4. Early in the war the British managed to cut the cables on the ocean floor that led to communications with the Central Powers. This meant of course that the only news that got into American newspapers had a British\French spin to it thereby enabling the British and French to easily win the propaganda war and create a strong pro-allied sentiment.
5. Britain was our largest trading partner anyway and since the east coast of the US benefited the most from that and that’s where all the big newspapers were it makes sense that the Kaiser and Germans in general would be easily demonized.
Whatever the reasons Kaiser Bill was the man Americans loved to hate in 1917-18.
Here’s a couple of personal stories regarding the Kaiser and WW1.

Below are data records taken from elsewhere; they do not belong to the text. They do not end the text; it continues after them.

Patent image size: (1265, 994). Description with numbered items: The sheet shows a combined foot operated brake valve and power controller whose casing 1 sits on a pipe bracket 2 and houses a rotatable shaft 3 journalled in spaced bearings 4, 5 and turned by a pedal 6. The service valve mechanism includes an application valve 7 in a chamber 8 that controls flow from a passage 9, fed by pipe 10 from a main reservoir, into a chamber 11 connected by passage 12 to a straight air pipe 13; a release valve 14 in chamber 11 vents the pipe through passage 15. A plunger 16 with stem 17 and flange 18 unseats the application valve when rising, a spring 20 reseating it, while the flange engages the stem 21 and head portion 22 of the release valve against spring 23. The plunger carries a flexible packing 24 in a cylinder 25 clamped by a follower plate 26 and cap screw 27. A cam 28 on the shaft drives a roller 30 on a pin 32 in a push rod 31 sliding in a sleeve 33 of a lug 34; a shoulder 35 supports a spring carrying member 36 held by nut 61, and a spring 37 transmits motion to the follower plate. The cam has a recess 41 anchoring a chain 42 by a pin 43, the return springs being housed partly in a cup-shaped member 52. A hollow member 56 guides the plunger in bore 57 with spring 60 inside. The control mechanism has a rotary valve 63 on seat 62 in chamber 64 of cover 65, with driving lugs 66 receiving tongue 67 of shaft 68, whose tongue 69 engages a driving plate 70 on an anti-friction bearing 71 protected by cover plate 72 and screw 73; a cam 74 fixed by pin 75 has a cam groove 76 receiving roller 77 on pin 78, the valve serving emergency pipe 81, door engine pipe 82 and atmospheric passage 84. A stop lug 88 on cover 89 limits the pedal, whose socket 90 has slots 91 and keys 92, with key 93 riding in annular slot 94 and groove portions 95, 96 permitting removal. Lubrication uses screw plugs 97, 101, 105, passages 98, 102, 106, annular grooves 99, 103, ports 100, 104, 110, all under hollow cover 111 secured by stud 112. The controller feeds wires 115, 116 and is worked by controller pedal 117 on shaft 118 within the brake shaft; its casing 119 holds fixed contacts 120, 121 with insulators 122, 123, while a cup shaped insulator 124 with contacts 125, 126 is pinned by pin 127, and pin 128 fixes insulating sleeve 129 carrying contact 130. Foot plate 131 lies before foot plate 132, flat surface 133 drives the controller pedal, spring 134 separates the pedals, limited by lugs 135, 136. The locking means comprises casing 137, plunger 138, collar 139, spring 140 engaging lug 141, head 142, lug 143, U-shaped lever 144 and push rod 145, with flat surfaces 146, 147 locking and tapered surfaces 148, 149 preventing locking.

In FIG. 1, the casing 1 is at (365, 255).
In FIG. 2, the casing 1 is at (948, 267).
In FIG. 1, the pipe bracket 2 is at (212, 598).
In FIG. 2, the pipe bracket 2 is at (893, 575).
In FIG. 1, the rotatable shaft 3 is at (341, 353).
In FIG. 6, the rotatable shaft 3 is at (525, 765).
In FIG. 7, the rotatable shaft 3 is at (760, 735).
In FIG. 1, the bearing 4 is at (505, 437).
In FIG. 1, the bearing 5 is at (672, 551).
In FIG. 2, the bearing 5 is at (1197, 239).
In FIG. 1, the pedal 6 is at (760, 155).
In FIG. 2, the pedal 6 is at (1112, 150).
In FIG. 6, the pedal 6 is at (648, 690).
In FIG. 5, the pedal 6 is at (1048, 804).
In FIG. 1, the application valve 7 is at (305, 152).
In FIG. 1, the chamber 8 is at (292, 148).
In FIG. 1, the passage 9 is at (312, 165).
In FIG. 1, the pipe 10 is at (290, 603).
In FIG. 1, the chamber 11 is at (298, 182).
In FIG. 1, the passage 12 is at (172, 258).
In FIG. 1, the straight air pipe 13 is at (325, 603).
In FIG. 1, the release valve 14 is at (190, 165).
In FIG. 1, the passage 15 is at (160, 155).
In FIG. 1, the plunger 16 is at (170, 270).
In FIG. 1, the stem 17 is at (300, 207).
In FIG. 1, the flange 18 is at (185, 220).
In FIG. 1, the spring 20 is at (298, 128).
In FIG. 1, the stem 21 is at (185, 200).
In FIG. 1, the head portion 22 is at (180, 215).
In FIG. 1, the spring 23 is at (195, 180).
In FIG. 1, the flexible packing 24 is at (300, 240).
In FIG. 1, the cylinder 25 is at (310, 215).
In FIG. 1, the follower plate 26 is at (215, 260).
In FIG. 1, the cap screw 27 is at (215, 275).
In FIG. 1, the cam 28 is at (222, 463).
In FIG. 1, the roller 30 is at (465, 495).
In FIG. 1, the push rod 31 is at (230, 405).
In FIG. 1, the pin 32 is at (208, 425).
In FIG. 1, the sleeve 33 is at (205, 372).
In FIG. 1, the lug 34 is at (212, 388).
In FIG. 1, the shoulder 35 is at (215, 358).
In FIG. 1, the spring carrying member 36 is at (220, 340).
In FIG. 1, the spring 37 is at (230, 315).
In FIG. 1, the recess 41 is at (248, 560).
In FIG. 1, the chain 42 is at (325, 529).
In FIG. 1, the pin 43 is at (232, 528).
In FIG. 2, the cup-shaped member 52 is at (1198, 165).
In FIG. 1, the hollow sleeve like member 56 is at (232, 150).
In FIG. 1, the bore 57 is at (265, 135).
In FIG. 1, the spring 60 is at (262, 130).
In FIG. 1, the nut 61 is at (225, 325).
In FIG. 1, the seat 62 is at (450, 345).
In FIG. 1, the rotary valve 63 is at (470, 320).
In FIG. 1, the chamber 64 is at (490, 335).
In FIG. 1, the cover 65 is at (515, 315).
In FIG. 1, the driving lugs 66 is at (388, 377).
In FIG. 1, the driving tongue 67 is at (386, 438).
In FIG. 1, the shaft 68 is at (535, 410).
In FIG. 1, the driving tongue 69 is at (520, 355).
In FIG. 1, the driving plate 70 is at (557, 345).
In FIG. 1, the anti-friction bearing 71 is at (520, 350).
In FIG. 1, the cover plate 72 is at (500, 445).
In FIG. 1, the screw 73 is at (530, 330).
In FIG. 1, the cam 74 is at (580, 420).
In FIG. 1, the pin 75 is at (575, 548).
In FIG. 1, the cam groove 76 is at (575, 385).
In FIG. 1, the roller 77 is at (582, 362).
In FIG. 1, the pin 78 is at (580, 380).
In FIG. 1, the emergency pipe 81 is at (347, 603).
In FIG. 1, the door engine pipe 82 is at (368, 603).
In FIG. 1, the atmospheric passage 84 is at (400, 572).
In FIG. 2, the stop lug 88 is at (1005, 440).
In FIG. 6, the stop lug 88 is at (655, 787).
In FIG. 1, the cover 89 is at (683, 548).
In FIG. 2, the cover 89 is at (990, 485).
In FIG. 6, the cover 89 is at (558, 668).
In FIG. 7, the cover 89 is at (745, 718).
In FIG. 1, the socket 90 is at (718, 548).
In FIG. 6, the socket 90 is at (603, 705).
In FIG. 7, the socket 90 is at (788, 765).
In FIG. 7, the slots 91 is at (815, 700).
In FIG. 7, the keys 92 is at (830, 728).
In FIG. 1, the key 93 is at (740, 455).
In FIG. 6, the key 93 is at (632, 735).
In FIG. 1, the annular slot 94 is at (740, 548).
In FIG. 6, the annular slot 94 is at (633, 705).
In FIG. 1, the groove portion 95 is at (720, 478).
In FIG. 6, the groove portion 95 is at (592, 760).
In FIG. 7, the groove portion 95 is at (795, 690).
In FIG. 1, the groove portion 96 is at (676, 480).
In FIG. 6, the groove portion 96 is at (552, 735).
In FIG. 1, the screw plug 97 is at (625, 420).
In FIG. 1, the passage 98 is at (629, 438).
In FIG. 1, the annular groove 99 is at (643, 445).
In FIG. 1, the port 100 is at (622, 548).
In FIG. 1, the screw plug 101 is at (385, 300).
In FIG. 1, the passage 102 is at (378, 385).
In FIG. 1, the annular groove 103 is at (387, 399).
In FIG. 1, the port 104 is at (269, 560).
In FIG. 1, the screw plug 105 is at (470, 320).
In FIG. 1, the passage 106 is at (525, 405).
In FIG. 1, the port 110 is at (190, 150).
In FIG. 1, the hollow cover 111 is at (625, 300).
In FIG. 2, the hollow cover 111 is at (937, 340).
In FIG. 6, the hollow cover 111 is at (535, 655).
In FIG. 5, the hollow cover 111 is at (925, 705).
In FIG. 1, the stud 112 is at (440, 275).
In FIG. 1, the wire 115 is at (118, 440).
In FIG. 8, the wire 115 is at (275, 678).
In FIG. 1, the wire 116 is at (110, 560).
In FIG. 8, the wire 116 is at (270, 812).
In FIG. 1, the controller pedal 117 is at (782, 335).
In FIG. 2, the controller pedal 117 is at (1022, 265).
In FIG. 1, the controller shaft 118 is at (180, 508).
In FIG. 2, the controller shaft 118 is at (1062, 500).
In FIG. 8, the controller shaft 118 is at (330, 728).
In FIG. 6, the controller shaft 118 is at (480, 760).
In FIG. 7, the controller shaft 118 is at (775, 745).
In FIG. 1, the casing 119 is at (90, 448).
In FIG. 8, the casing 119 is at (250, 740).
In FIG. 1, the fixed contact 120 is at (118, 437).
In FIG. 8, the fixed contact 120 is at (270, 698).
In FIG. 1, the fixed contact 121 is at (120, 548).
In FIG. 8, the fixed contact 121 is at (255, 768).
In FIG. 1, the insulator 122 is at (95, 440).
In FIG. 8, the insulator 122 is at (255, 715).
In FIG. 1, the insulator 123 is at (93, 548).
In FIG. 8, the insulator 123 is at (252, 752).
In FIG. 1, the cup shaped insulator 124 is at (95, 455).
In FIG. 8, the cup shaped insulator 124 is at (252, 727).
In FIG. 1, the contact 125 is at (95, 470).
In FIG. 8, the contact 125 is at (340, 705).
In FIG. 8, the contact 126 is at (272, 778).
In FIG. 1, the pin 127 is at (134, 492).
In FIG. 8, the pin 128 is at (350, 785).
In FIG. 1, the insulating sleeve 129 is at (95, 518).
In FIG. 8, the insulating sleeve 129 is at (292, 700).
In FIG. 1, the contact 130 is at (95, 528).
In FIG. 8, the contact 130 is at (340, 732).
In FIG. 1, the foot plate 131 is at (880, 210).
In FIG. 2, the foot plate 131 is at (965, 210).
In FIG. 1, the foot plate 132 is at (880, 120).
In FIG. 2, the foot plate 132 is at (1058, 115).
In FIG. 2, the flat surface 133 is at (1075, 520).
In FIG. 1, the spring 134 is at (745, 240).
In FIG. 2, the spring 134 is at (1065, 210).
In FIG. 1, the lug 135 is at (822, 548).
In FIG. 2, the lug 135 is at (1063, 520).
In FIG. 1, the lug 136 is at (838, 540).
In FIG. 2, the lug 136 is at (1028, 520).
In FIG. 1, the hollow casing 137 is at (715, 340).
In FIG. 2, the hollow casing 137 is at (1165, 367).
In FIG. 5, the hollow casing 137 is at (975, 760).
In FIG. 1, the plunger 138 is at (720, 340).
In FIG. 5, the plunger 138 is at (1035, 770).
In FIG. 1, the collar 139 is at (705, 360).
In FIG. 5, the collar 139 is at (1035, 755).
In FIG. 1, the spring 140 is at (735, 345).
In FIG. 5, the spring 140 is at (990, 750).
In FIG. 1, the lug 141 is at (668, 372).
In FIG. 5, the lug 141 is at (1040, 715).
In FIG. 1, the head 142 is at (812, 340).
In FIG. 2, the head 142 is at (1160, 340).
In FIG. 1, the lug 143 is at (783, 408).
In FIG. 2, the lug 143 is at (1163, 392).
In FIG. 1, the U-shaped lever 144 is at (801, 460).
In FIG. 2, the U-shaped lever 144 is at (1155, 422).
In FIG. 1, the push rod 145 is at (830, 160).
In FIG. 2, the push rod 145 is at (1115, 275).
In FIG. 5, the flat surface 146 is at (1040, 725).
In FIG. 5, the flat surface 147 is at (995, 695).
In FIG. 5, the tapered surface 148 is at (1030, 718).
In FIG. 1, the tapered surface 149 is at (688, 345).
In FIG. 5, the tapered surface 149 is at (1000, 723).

On my dad’s side I’m mostly Pommern (Pomeranian) German, an area that is now largely in Poland but back then a Prussian State within Germany. My dad told me (without being able to verify) that as a little boy he remembers uncles who didn’t want to fight in WW1, not because of loyalty to the Kaiser but because they felt strongly they’d be fighting relatives. From what I know my grand-father’s numerous brothers who were of draft age didn’t have to go. One was drafted but let go because of epilepsy. This contradicts my dad’s memory that he had at least one uncle who did serve and was gassed, dying in a V.A. Hospital in the 1930’s from the gas. On the other hand my dad grew up in “little Germany” on Milwaukee’s north side and was in a blended family. It’s possible he was remembering relatives from another side of his new family.
I would not be surprised in the least if the family didn’t think all that much of the Kaiser. After all, they left and had they stayed all would have served in the Prussian Army in some capacity-a fact that was undoubtedly unpopular and may have contributed to family immigrating in the 1870s as Bismarck unified the German States.
Om my mom’s side I’m German-Polish Pommern, again then part of Prussia. In fact, my Polish great-grandfather served two years in a Prussian Infantry Regiment in the 1890’s just prior to coming to the States. My mom told me more than once one of her memories is of her grand-mothers cursing the Kaiser. My mom was born in 1930 so the memory was probably 1940ish which is a long time after a war to curse a Kaiser. Clearly the guy was not popular even among German-Americans for quite a long time!
World War I changed America in general but German America in particular. But that’s a story for another time.